Resenha: Mulheres de Troia, de Pat Barker

Por ter lido o ótimo livro anterior, O Silêncio das Mulheres, eu já sabia o que esperar desta continuação. O estilo direto, bruto e verdadeiro de Barker, por sua vez, me choca em toda leitura. Depois que os gregos tomam Troia, o que acontece com suas mulheres? Evocando a voz de Eurípedes, Barker supera a Ilíada para contar a história de mulheres destituídas de seus lares, mas não de suas forças.

O livro
Os troianos viram os gregos se retirando da praia. Estão seguros atrás de suas lendárias muralhas, felizes pelo presente, um grande cavalo de madeira, uma oferenda aos deuses. Mas ao trazerem o cavalo para dentro da cidade, sob cantos e alguns protestos de que poderia ser uma armadilha, os troianos são enfim subjugados. Templos são destruídos, casas são invadidas, mulheres estupradas e levadas como prêmios, principalmente as mulheres reais. Quem lidera o combate é Pirro, filho de Aquiles, um jovem que busca heroísmo e autoafirmação como um cão atrás de um pedaço de carne. E em meio a toda essa carnificina e violência, está Briseida, observando e lamentando a queda de sua amada Troia após anos de conflitos.

Resenha: Mulheres de Troia, de Pat Barker

Não houve um templo em Troia que não tenha sido profanado. Danem-se os templos, pensei. E as mulheres?

O que seria uma festa pela vitória sobre Troia logo se torna uma espera angustiante por boas condições no mar. Os ventos inclementes impedem que os navios gregos ganhem os oceanos para retornarem para casa. Os deuses estariam zangados? Briseida sente essa irritação rondando o acampamento, montado sob a sombra fumegante de Troia. Briseida tenta fazer o que pode pelas mulheres que vieram de Troia, como a rainha Hécuba, sua filha Cassandra, a profetisa e tantas outras trazidas à força e distribuídas entre os homens poderosos. Briseida, grávida de Aquiles, se vê mais uma vez envolvida nas discussões masculinas, suas maquinações, sua violência.

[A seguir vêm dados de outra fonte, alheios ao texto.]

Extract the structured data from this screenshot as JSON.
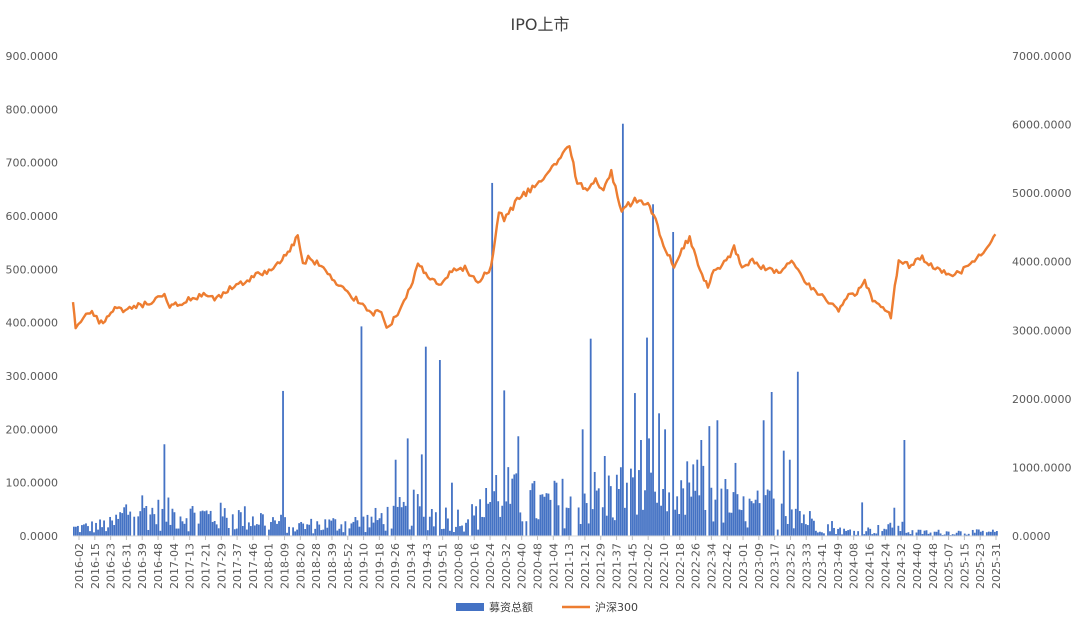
{
  "chart_data": {
    "type": "bar+line",
    "title": "IPO上市",
    "legend": [
      "募资总额",
      "沪深300"
    ],
    "legend_position": "bottom",
    "grid": false,
    "colors": {
      "bars": "#4472C4",
      "line": "#ED7D31"
    },
    "left_axis": {
      "ylim": [
        0,
        900
      ],
      "ticks": [
        "0.0000",
        "100.0000",
        "200.0000",
        "300.0000",
        "400.0000",
        "500.0000",
        "600.0000",
        "700.0000",
        "800.0000",
        "900.0000"
      ]
    },
    "right_axis": {
      "ylim": [
        0,
        7000
      ],
      "ticks": [
        "0.0000",
        "1000.0000",
        "2000.0000",
        "3000.0000",
        "4000.0000",
        "5000.0000",
        "6000.0000",
        "7000.0000"
      ]
    },
    "x_tick_labels": [
      "2016-02",
      "2016-15",
      "2016-23",
      "2016-31",
      "2016-39",
      "2016-48",
      "2017-04",
      "2017-13",
      "2017-21",
      "2017-29",
      "2017-37",
      "2017-46",
      "2018-01",
      "2018-09",
      "2018-20",
      "2018-28",
      "2018-39",
      "2018-52",
      "2019-10",
      "2019-18",
      "2019-26",
      "2019-34",
      "2019-43",
      "2019-51",
      "2020-08",
      "2020-16",
      "2020-24",
      "2020-32",
      "2020-40",
      "2020-48",
      "2021-04",
      "2021-13",
      "2021-21",
      "2021-29",
      "2021-37",
      "2021-45",
      "2022-02",
      "2022-10",
      "2022-18",
      "2022-26",
      "2022-34",
      "2022-42",
      "2023-01",
      "2023-09",
      "2023-17",
      "2023-25",
      "2023-33",
      "2023-41",
      "2023-49",
      "2024-08",
      "2024-16",
      "2024-24",
      "2024-32",
      "2024-40",
      "2024-48",
      "2025-07",
      "2025-15",
      "2025-23",
      "2025-31"
    ],
    "series": [
      {
        "name": "募资总额",
        "axis": "left",
        "type": "bar",
        "spikes": [
          [
            3.5,
            172
          ],
          [
            8.0,
            272
          ],
          [
            11.0,
            393
          ],
          [
            12.3,
            143
          ],
          [
            12.8,
            183
          ],
          [
            13.3,
            153
          ],
          [
            13.5,
            355
          ],
          [
            14.0,
            330
          ],
          [
            14.5,
            100
          ],
          [
            15.8,
            90
          ],
          [
            16.0,
            662
          ],
          [
            16.5,
            273
          ],
          [
            17.0,
            187
          ],
          [
            18.5,
            100
          ],
          [
            19.5,
            200
          ],
          [
            19.8,
            370
          ],
          [
            20.3,
            150
          ],
          [
            21.0,
            773
          ],
          [
            21.5,
            268
          ],
          [
            21.7,
            180
          ],
          [
            21.9,
            372
          ],
          [
            22.0,
            183
          ],
          [
            22.2,
            622
          ],
          [
            22.4,
            230
          ],
          [
            22.6,
            200
          ],
          [
            22.9,
            570
          ],
          [
            23.5,
            140
          ],
          [
            24.0,
            180
          ],
          [
            24.3,
            206
          ],
          [
            24.6,
            217
          ],
          [
            25.3,
            137
          ],
          [
            26.4,
            217
          ],
          [
            26.7,
            270
          ],
          [
            27.2,
            160
          ],
          [
            27.4,
            143
          ],
          [
            27.7,
            308
          ],
          [
            30.2,
            63
          ],
          [
            31.4,
            53
          ],
          [
            31.8,
            180
          ]
        ],
        "level_profile": [
          [
            0,
            20
          ],
          [
            1.5,
            30
          ],
          [
            2.3,
            85
          ],
          [
            3.0,
            60
          ],
          [
            4.5,
            55
          ],
          [
            6.0,
            50
          ],
          [
            7.2,
            45
          ],
          [
            8.5,
            25
          ],
          [
            9.5,
            30
          ],
          [
            11.0,
            35
          ],
          [
            12.0,
            50
          ],
          [
            13.0,
            70
          ],
          [
            14.5,
            45
          ],
          [
            15.5,
            55
          ],
          [
            16.2,
            120
          ],
          [
            17.0,
            95
          ],
          [
            18.0,
            80
          ],
          [
            19.0,
            95
          ],
          [
            20.0,
            105
          ],
          [
            21.0,
            115
          ],
          [
            22.0,
            105
          ],
          [
            23.0,
            55
          ],
          [
            23.5,
            120
          ],
          [
            24.5,
            110
          ],
          [
            25.5,
            65
          ],
          [
            26.5,
            75
          ],
          [
            27.5,
            85
          ],
          [
            28.0,
            45
          ],
          [
            28.5,
            35
          ],
          [
            29.0,
            25
          ],
          [
            29.5,
            12
          ],
          [
            30.5,
            15
          ],
          [
            31.0,
            20
          ],
          [
            31.7,
            22
          ],
          [
            32.0,
            10
          ]
        ]
      },
      {
        "name": "沪深300",
        "axis": "right",
        "type": "line",
        "points": [
          [
            0,
            3400
          ],
          [
            0.1,
            3000
          ],
          [
            0.3,
            3150
          ],
          [
            0.5,
            3200
          ],
          [
            0.8,
            3250
          ],
          [
            1.0,
            3100
          ],
          [
            1.3,
            3180
          ],
          [
            1.6,
            3300
          ],
          [
            2.0,
            3280
          ],
          [
            2.5,
            3350
          ],
          [
            3.0,
            3400
          ],
          [
            3.5,
            3500
          ],
          [
            3.7,
            3350
          ],
          [
            4.0,
            3380
          ],
          [
            4.5,
            3450
          ],
          [
            5.0,
            3500
          ],
          [
            5.5,
            3450
          ],
          [
            6.0,
            3600
          ],
          [
            6.5,
            3700
          ],
          [
            7.0,
            3800
          ],
          [
            7.5,
            3850
          ],
          [
            8.0,
            4050
          ],
          [
            8.3,
            4150
          ],
          [
            8.6,
            4400
          ],
          [
            8.8,
            3950
          ],
          [
            9.0,
            4050
          ],
          [
            9.5,
            3950
          ],
          [
            10.0,
            3700
          ],
          [
            10.5,
            3550
          ],
          [
            11.0,
            3400
          ],
          [
            11.5,
            3250
          ],
          [
            11.8,
            3300
          ],
          [
            12.0,
            3050
          ],
          [
            12.2,
            3100
          ],
          [
            12.5,
            3300
          ],
          [
            13.0,
            3700
          ],
          [
            13.2,
            4000
          ],
          [
            13.5,
            3800
          ],
          [
            14.0,
            3650
          ],
          [
            14.5,
            3850
          ],
          [
            15.0,
            3900
          ],
          [
            15.5,
            3700
          ],
          [
            16.0,
            3900
          ],
          [
            16.3,
            4750
          ],
          [
            16.5,
            4600
          ],
          [
            17.0,
            4900
          ],
          [
            17.5,
            5050
          ],
          [
            18.0,
            5200
          ],
          [
            18.5,
            5450
          ],
          [
            19.0,
            5700
          ],
          [
            19.3,
            5150
          ],
          [
            19.6,
            5050
          ],
          [
            20.0,
            5200
          ],
          [
            20.3,
            5050
          ],
          [
            20.6,
            5300
          ],
          [
            21.0,
            4750
          ],
          [
            21.5,
            4900
          ],
          [
            22.0,
            4850
          ],
          [
            22.3,
            4600
          ],
          [
            22.6,
            4200
          ],
          [
            23.0,
            3950
          ],
          [
            23.3,
            4200
          ],
          [
            23.6,
            4350
          ],
          [
            24.0,
            3850
          ],
          [
            24.3,
            3650
          ],
          [
            24.6,
            3900
          ],
          [
            25.0,
            4000
          ],
          [
            25.3,
            4200
          ],
          [
            25.6,
            3950
          ],
          [
            26.0,
            4000
          ],
          [
            26.5,
            3900
          ],
          [
            27.0,
            3850
          ],
          [
            27.5,
            4000
          ],
          [
            28.0,
            3700
          ],
          [
            28.5,
            3550
          ],
          [
            29.0,
            3400
          ],
          [
            29.3,
            3300
          ],
          [
            29.6,
            3500
          ],
          [
            30.0,
            3550
          ],
          [
            30.3,
            3700
          ],
          [
            30.6,
            3450
          ],
          [
            31.0,
            3350
          ],
          [
            31.3,
            3200
          ],
          [
            31.6,
            4050
          ],
          [
            32.0,
            3950
          ],
          [
            32.5,
            4050
          ],
          [
            33.0,
            3900
          ],
          [
            33.5,
            3800
          ],
          [
            34.0,
            3850
          ],
          [
            34.5,
            4000
          ],
          [
            35.0,
            4200
          ],
          [
            35.3,
            4400
          ]
        ]
      }
    ]
  }
}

Barker dá voz a essas mulheres imemoriais e retrata seu dia a dia, seu sofrimento após as perdas de maridos, pais, filhos, irmãos e como lutam para sobreviver. Algumas, como Amina, se ressentem da conquista e de como o cadáver insepulto do rei Príamo jaz na praia, sendo devorado pelos corvos. Barker não vai te poupar de certos detalhes durante a narrativa, mas também não causará traumas gratuitos. Sabemos que, em uma guerra, as mulheres sempre são as primeiras a sofrer e aqui não é diferente. Por sua vez, a autora sabe que pode muito bem falar da violência diária sem maltratar quem está lendo.

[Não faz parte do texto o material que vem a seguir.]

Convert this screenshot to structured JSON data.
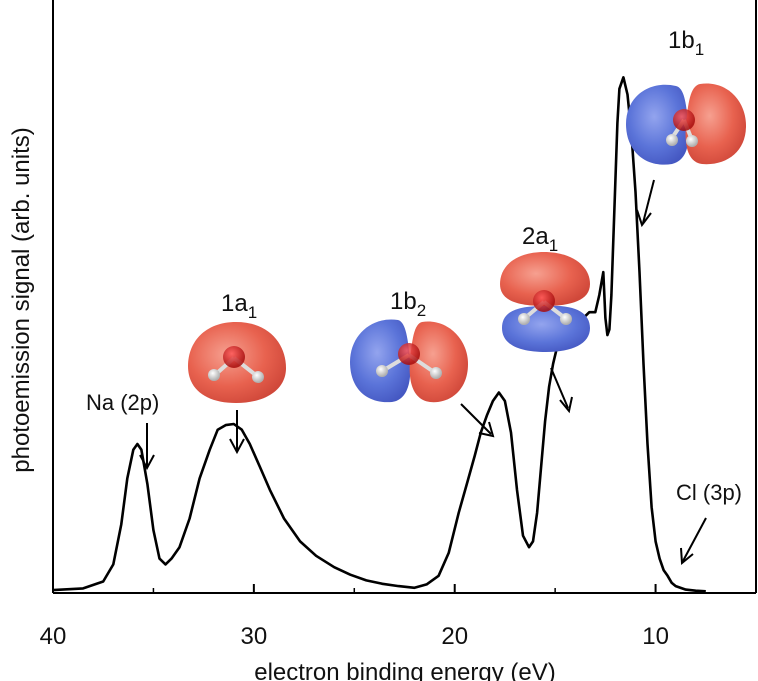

Barker deixou a Ilíada para trás neste livro. Mulheres de Troia baseia-se principalmente em uma fonte muito diferente – a tragédia de Eurípides, As Troianas (tem uma edição recente dessa peça pela Editora 34). Esta é uma história não de conflito, mas de suas consequências. E a guerra, bem como o seu "depois", é suja, manchada, insalubre. Barker não deixa a gente esquecer a sujeira da guerra, seus odores mórbidos, o vento e a areia que sopra sem descanso, os pequenos detalhes cotidianos que se acumulam nos dias das mulheres cativas.

Barker escreve romances históricos há décadas e analisa as consequências das guerras em cada um deles. Uma de suas sagas premiadas, Regeneration, é ambientado em uma ala psiquiátrica durante a Primeira Guerra Mundial, onde a autora analisa os danos psicológicos causados pelos conflitos. Em Mulheres de Troia, a vivência dos soldados é absurda. Pirro, dentro do cavalo de madeira, fica horrorizado ao sentir suas entranhas se soltarem. Fosse de nervosismo, de medo, Pirro é um jovem que sabe que nunca poderá viver à altura da reputação de seu pai e vive uma existência ansiosa e miserável pelo campo.

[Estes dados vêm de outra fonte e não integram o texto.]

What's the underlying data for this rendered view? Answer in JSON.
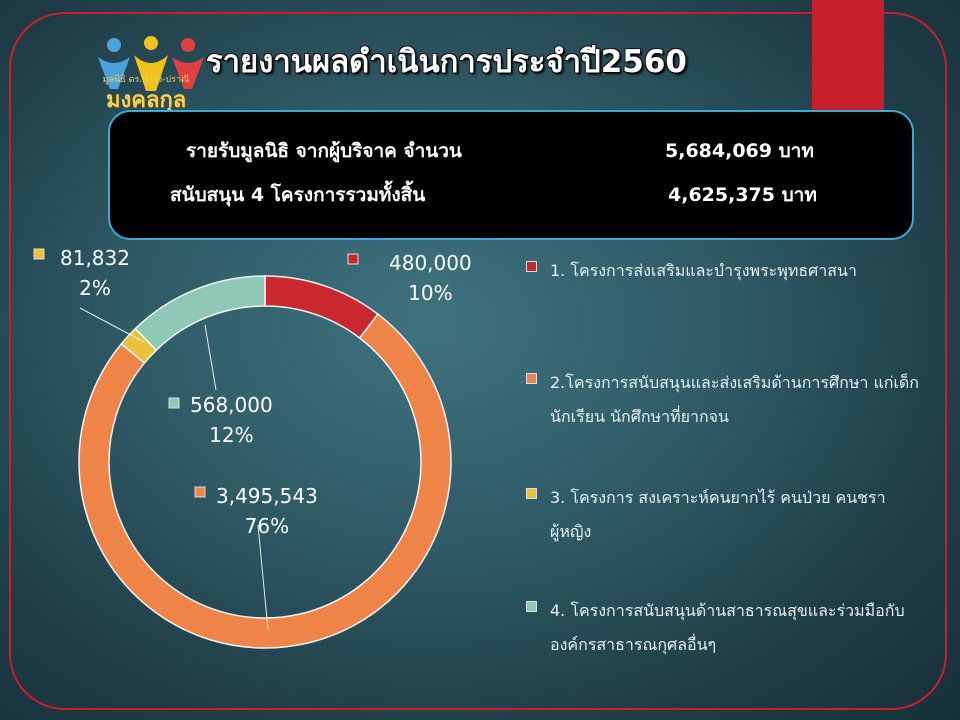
{
  "title": "รายงานผลดำเนินการประจำปี2560",
  "logo": {
    "icon": "three-people-logo-icon",
    "caption": "มูลนิธิ ดร.บำรุง-ปราณี",
    "brand": "มงคลกุล"
  },
  "summary": {
    "row1_label": "รายรับมูลนิธิ จากผู้บริจาค จำนวน",
    "row1_value": "5,684,069 บาท",
    "row2_label": "สนับสนุน 4 โครงการรวมทั้งสิ้น",
    "row2_value": "4,625,375 บาท"
  },
  "colors": {
    "accent_red": "#c8202a",
    "box_border": "#3aa9d8",
    "slice1": "#c9282e",
    "slice2": "#ee8448",
    "slice3": "#e8c23a",
    "slice4": "#8ec9b6"
  },
  "chart_data": {
    "type": "pie",
    "style": "doughnut",
    "legend": "right",
    "slices": [
      {
        "label": "1. โครงการส่งเสริมและบำรุงพระพุทธศาสนา",
        "value": 480000,
        "value_label": "480,000",
        "percent_label": "10%",
        "color": "#c9282e"
      },
      {
        "label": "2.โครงการสนับสนุนและส่งเสริมด้านการศึกษา แก่เด็ก นักเรียน นักศึกษาที่ยากจน",
        "value": 3495543,
        "value_label": "3,495,543",
        "percent_label": "76%",
        "color": "#ee8448"
      },
      {
        "label": "3. โครงการ สงเคราะห์คนยากไร้ คนป่วย คนชรา ผู้หญิง",
        "value": 81832,
        "value_label": "81,832",
        "percent_label": "2%",
        "color": "#e8c23a"
      },
      {
        "label": "4. โครงการสนับสนุนด้านสาธารณสุขและร่วมมือกับองค์กรสาธารณกุศลอื่นๆ",
        "value": 568000,
        "value_label": "568,000",
        "percent_label": "12%",
        "color": "#8ec9b6"
      }
    ]
  }
}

Briseida, rainha destituída de Lirnesso, continua sendo nossa narradora, nossa principal referência no enredo. Ela sabe que em comparação às outras mulheres, ela tem sorte. E que sorte horrível é essa, já que ela precisou se deitar com Aquiles dias depois de ver seus irmãos sendo assassinados? Sei que o tom de Briseida pode incomodar nossos olhos modernos, mas se ponha no lugar dessas mulheres da Antiguidade, sem qualquer direito assegurado, meras posses dos homens. Elas não conhecem outra realidade, então tudo o que podem fazer para sobreviver, elas farão. E Briseida é assim. Ela pode parecer seca e insensível, mas está apenas lutando para sobreviver conforme a intriga ronda os soldados, enquanto Pirro tenta descobrir quem está enterrando o cadáver de Príamo.

Fazendo o que lhe cabe, Briseida tenta suavizar a existência miserável das mulheres cativas. Andrômaca, esposa de Heitor, viu seu filho ser morto e precisou se deitar com Pirro. O que Briseida pode fazer a não ser apoiá-la, escovar seus cabelos, ajudar a se banhar? A narrativa deixa claro que apenas outras mulheres podem apoiar as mulheres, porque os homens desconhecem compaixão, desconhecem humanidade, principalmente a das mulheres. Querem apenas saber de bons agouros, bons butins, boas escravas e troféus. Os gregos exterminaram um povo, matando inclusive mulheres grávidas de meninos, para impedir que qualquer homem troiano pudesse querer vingança, mas as mulheres também sabem resistir a seu modo. Em alguns momentos, os troianos conversam e timidamente resistem ao extermínio, mas sabem que há pouco a se fazer agora.

(...) uma canção não é nova apenas porque a voz de uma mulher a canta.

O livro está bem revisado e traduzido por Lina Machado e não encontrei problemas que possam dificultar a leitura, ainda que eu achei que um livro desse tipo merecesse um mapa para nos localizar. Tanto nesse quanto no anterior.

Obra e realidade
Muita gente deve lembrar do filme com Brad Pitt, Troia, onde Briseida (Rose Byrne) é uma sacerdotisa do templo de Apolo que ele resgata dos homens no acampamento e depois por quem se apaixona perdidamente. No filme, Aquiles é um mulherengo incorrigível, que seduz a jovem virgem, mas Aquiles entregou seu coração a Pátroclo na Ilíada, o que o leva a enfrentar Heitor numa luta brutal. Aquiles é um heroí cuja sombra ainda resiste pelo acampamento, principalmente com Pirro, que tenta, sem conseguir, chegar ao nível de coragem e técnica de seu pai.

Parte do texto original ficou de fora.